Most people do not anticipate a situation in which a creditor will come after their assets, but these situations are more common than you might think. For example, say your teenager is involved in a car accident and the injured party files a civil suit – your assets could be vulnerable. Likewise, if you get divorced or must file for bankruptcy, your assets can be attached or garnished.
If you would like to protect your portfolio against the possibility of creditors getting access to your assets – now or after you pass assets on to your heirs – it’s a good idea to understand what accounts are the best vehicles to protect your assets.
Up to $1 million in aggregate of all Individual Retirement Accounts’ assets are protected from creditors if you file for bankruptcy. Moreover, a bankruptcy court has the discretion to increase this cap in the “interest of justice.” Outside of a bankruptcy situation, whether or not your IRA will be protected from creditors is largely dependent on state law. The majority of states shield all assets of a traditional IRA from creditors; slightly fewer (but still most) states offer the same protection for a Roth IRA.
Employer-sponsored plans, such as the 401(k), 403(b), 457(b), SEP IRA and SIMPLE IRA, enjoy unlimited protection under the Employee Retirement Income Security Act of 1974 (ERISA). If you roll over assets from an employer-sponsored plan, they will then be subject to the $1 million limited protection given an IRA in a bankruptcy proceeding, and be subject to state law outside of bankruptcy.
Limited Liability Protection
You can also structure your IRA to wholly own an LLC for the same reason individuals use LLCs in their personal investment and business activities – to limit personal liability. Using a Self-Directed IRA LLC to make investments offers you greater asset and creditor protection than making investments personally. For example, say you purchase rental property under your IRA/LLC and a renter then files a lawsuit as a result of being injured on the property. In this case, only the assets owned by the IRA/LLC are at risk; the lawsuit may not go after your other personal assets.

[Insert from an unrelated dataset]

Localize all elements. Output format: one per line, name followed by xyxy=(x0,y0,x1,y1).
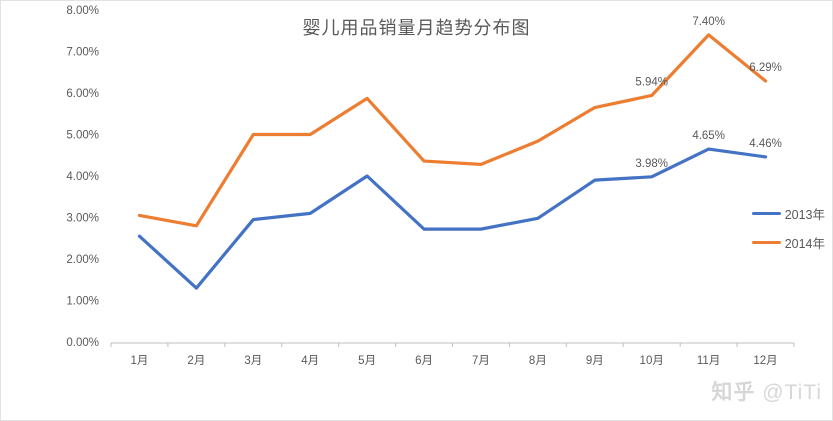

You might be able to protect IRA assets that you plan to leave to your family (other than your spouse) by naming a trust as your designated IRA beneficiary because a trust also enjoys creditor protection. If you do not do this while you’re alive, your heirs can preserve inherited retirement assets by transferring the IRA they inherit to a “see-through trust.” This type of trust enjoys the same tax-deferred treatment that the beneficiary would enjoy had he inherited the IRA directly, but with far better protection from creditors in the wake of a bankruptcy filing or creditor lawsuit.
Be aware that in July 2014, the Supreme Court unanimously upheld a Seventh Circuit decision (Clark v. Rameker) that an inherited IRA was not protected in a bankruptcy proceeding. This was a specific case in which the IRA beneficiary claimed her inherited assets should be protected against creditors, demonstrating that these protections may come under scrutiny going forward on a case by case basis.